Both of the images below are comprised of the exact same number of black pixels and white ones - binary values of on or off, one arranged, one in random order. Which do you recognize and which is meaningless? Actually, objectively (in the a priori universe) both are. Meaning comes from people, not the stuff people look at. Intelligence is not an inherent property of external entities to be passively recognized, but an active projection onto sensations we interpret as behaviors, organized by what we assume (in a ToM fashion) are other minds.

There is nothing inherently 'depictive' about a list of binary options. Though non-humans (probably not other animals and definitely not computers) do not organize meaningful sensory data, so much as enact instructions by rote as if they understood, human audiences and observers tend to impulsively project meaning onto meaningless sensations.

This is the Heider and Simmel (1944) experiment in attribution theory. They noted a type of anthropomorphization, where people recognize personalities in most any inanimate stimuli.

For instance, we might interpret a meaning from lists of binary values, whether a pixel is on (white) or off (black). All graphics (any sensory input we might think organized, for that matter) are just arbitrary translation of objectively meaningless lists of data, for audiences to make into something sensible - for themselves.

This is the Richard Gregory (1979) experiment that is recognizable in motion, but rarely from stills. These experiments are related examples of borrowed intelligence.
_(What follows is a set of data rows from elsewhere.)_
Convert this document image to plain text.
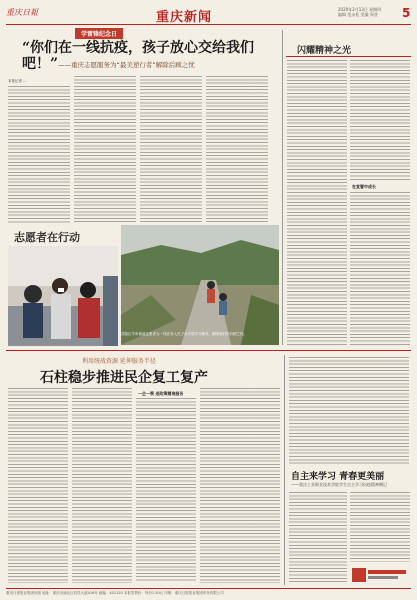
重庆日報	重庆新闻
2020年2月13日 星期四
编辑 范永松 美编 周登 5
学雷锋纪念日
“你们在一线抗疫，孩子放心交给我们吧！” ——重庆志愿服务为“最美逆行者”解除后顾之忧
本报记者 …
志愿者在行动
武隆区羊角街道志愿者为一线医务人员子女开展学习辅导，解除他们的后顾之忧。
闪耀精神之光
在宣誓中成长
利用统战资源 延伸服务半径
石柱稳步推进民企复工复产
一企一策 送政策精准服务
自主来学习 青春更美丽
——重庆工业职业技术学院学生自主学习抗疫精神侧记
重庆日报报业集团出版 地址：重庆市渝北区同茂大道416号 邮编：401120 本报零售价：每份1.50元 印刷：重庆日报报业集团印务有限公司
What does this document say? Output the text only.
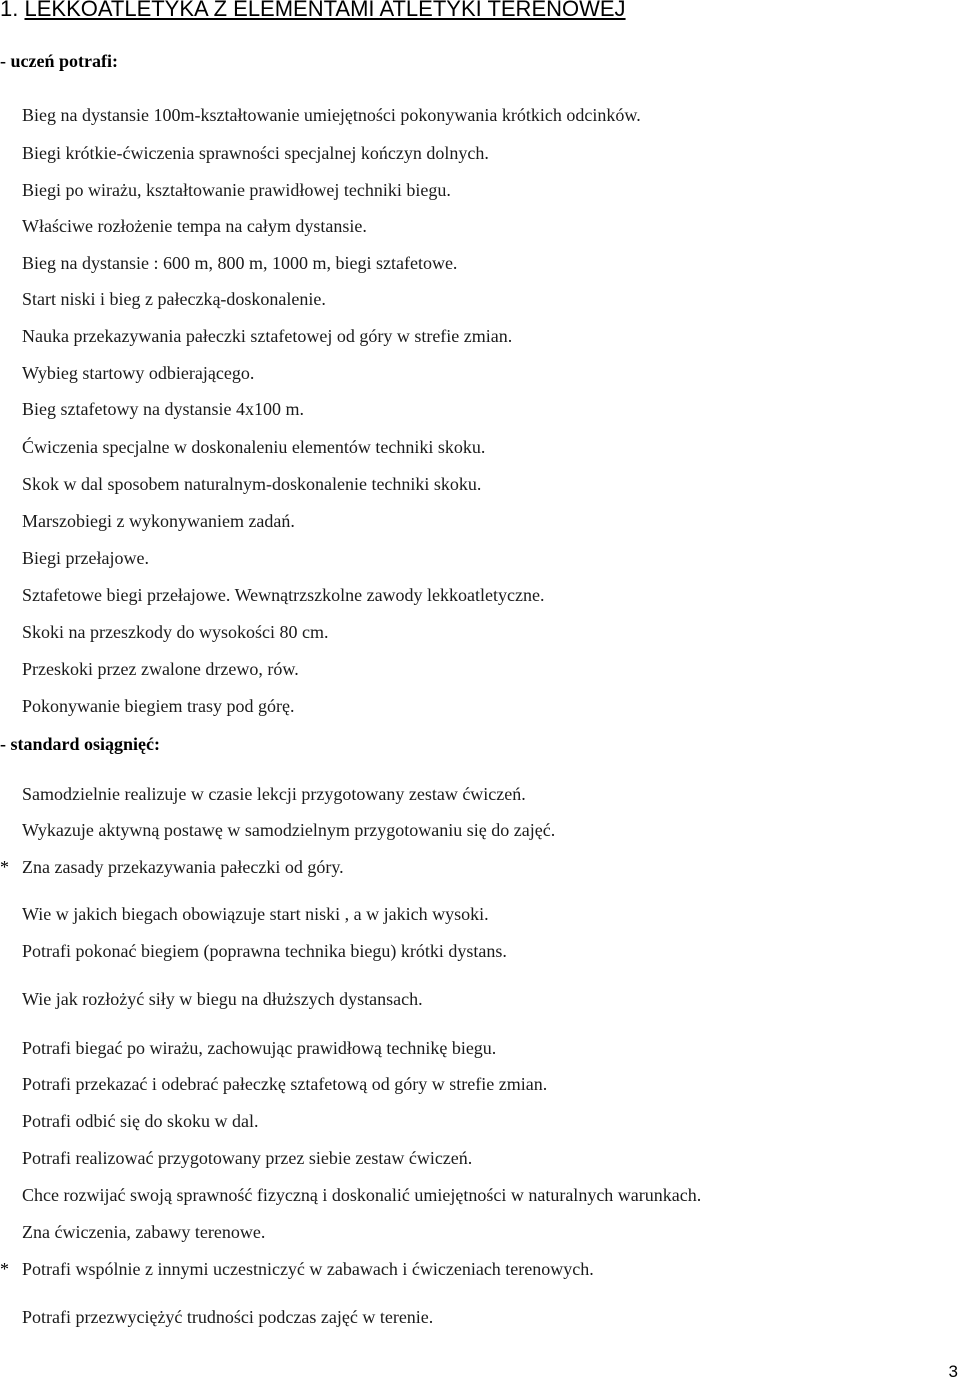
1. LEKKOATLETYKA Z ELEMENTAMI ATLETYKI TERENOWEJ
- uczeń potrafi:
Bieg na dystansie 100m-kształtowanie umiejętności pokonywania krótkich odcinków.
Biegi krótkie-ćwiczenia sprawności specjalnej kończyn dolnych.
Biegi po wirażu, kształtowanie prawidłowej techniki biegu.
Właściwe rozłożenie tempa na całym dystansie.
Bieg na dystansie : 600 m, 800 m, 1000 m, biegi sztafetowe.
Start niski i bieg z pałeczką-doskonalenie.
Nauka przekazywania pałeczki sztafetowej od góry w strefie zmian.
Wybieg startowy odbierającego.
Bieg sztafetowy na dystansie 4x100 m.
Ćwiczenia specjalne w doskonaleniu elementów techniki skoku.
Skok w dal sposobem naturalnym-doskonalenie techniki skoku.
Marszobiegi z wykonywaniem zadań.
Biegi przełajowe.
Sztafetowe biegi przełajowe. Wewnątrzszkolne zawody lekkoatletyczne.
Skoki na przeszkody do wysokości 80 cm.
Przeskoki przez zwalone drzewo, rów.
Pokonywanie biegiem trasy pod górę.
- standard osiągnięć:
Samodzielnie realizuje w czasie lekcji przygotowany zestaw ćwiczeń.
Wykazuje aktywną postawę w samodzielnym przygotowaniu się do zajęć.
* Zna zasady przekazywania pałeczki od góry.
Wie w jakich biegach obowiązuje start niski , a w jakich wysoki.
Potrafi pokonać biegiem (poprawna technika biegu) krótki dystans.
Wie jak rozłożyć siły w biegu na dłuższych dystansach.
Potrafi biegać po wirażu, zachowując prawidłową technikę biegu.
Potrafi przekazać i odebrać pałeczkę sztafetową od góry w strefie zmian.
Potrafi odbić się do skoku w dal.
Potrafi realizować przygotowany przez siebie zestaw ćwiczeń.
Chce rozwijać swoją sprawność fizyczną i doskonalić umiejętności w naturalnych warunkach.
Zna ćwiczenia, zabawy terenowe.
* Potrafi wspólnie z innymi uczestniczyć w zabawach i ćwiczeniach terenowych.
Potrafi przezwyciężyć trudności podczas zajęć w terenie.
3
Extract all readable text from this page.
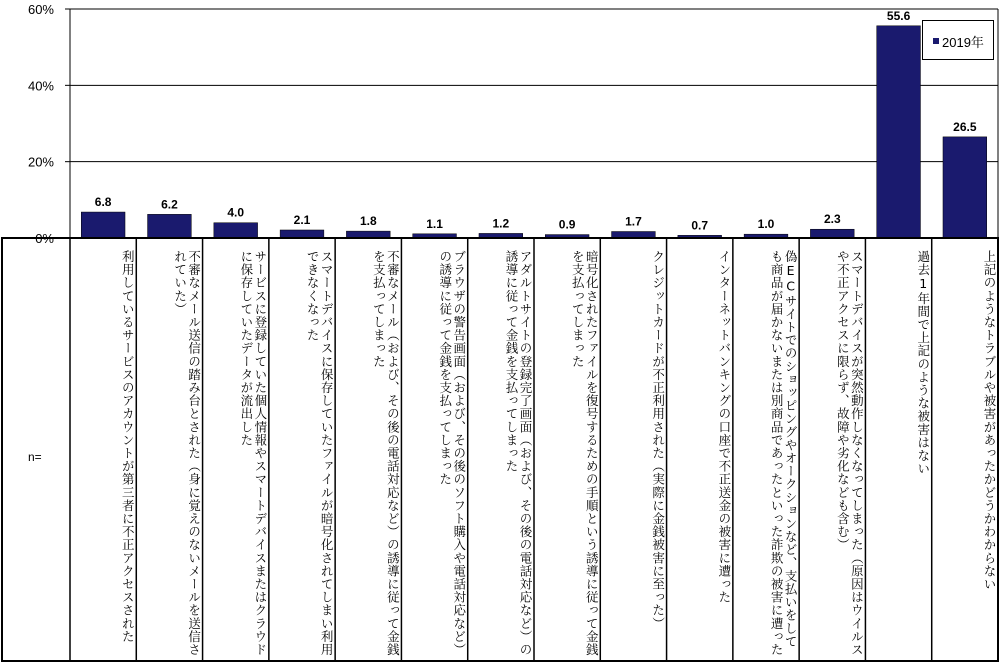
0%
20%
40%
60%
6.8	6.2
4.0
2.1	1.8	1.1	1.2	0.9	1.7	0.7	1.0	2.3
55.6
26.5
利用しているサービスのアカウントが第三者に不正アクセスされた	不審なメール送信の踏み台とされた（身に覚えのないメールを送信されていた）	サービスに登録していた個人情報やスマートデバイスまたはクラウドに保存していたデータが流出した	スマートデバイスに保存していたファイルが暗号化されてしまい利用できなくなった	不審なメール（および、その後の電話対応など）の誘導に従って金銭を支払ってしまった	ブラウザの警告画面（および、その後のソフト購入や電話対応など）の誘導に従って金銭を支払ってしまった	アダルトサイトの登録完了画面（および、その後の電話対応など）の誘導に従って金銭を支払ってしまった	暗号化されたファイルを復号するための手順という誘導に従って金銭を支払ってしまった	クレジットカードが不正利用された（実際に金銭被害に至った）	インターネットバンキングの口座で不正送金の被害に遭った	偽ECサイトでのショッピングやオークションなど、支払いをしても商品が届かないまたは別商品であったといった詐欺の被害に遭った	スマートデバイスが突然動作しなくなってしまった（原因はウイルスや不正アクセスに限らず、故障や劣化なども含む）	過去1年間で上記のような被害はない	上記のようなトラブルや被害があったかどうかわからない
n=
2019年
In reaction to this experience of meaning-making, people subtly alter their behaviors (both conscious and unconscious). In this system we call Behavioral Art [BA], the object is fairly trivial, accept that it might initiate an experience that would result in a mental performance by the audience. A simple example of BA would be an animal one sees in the clouds, though this is not art, in that it is not an intentionally created artifact. An artistic embodiment might be dance (the behavior), in response to music (the BA).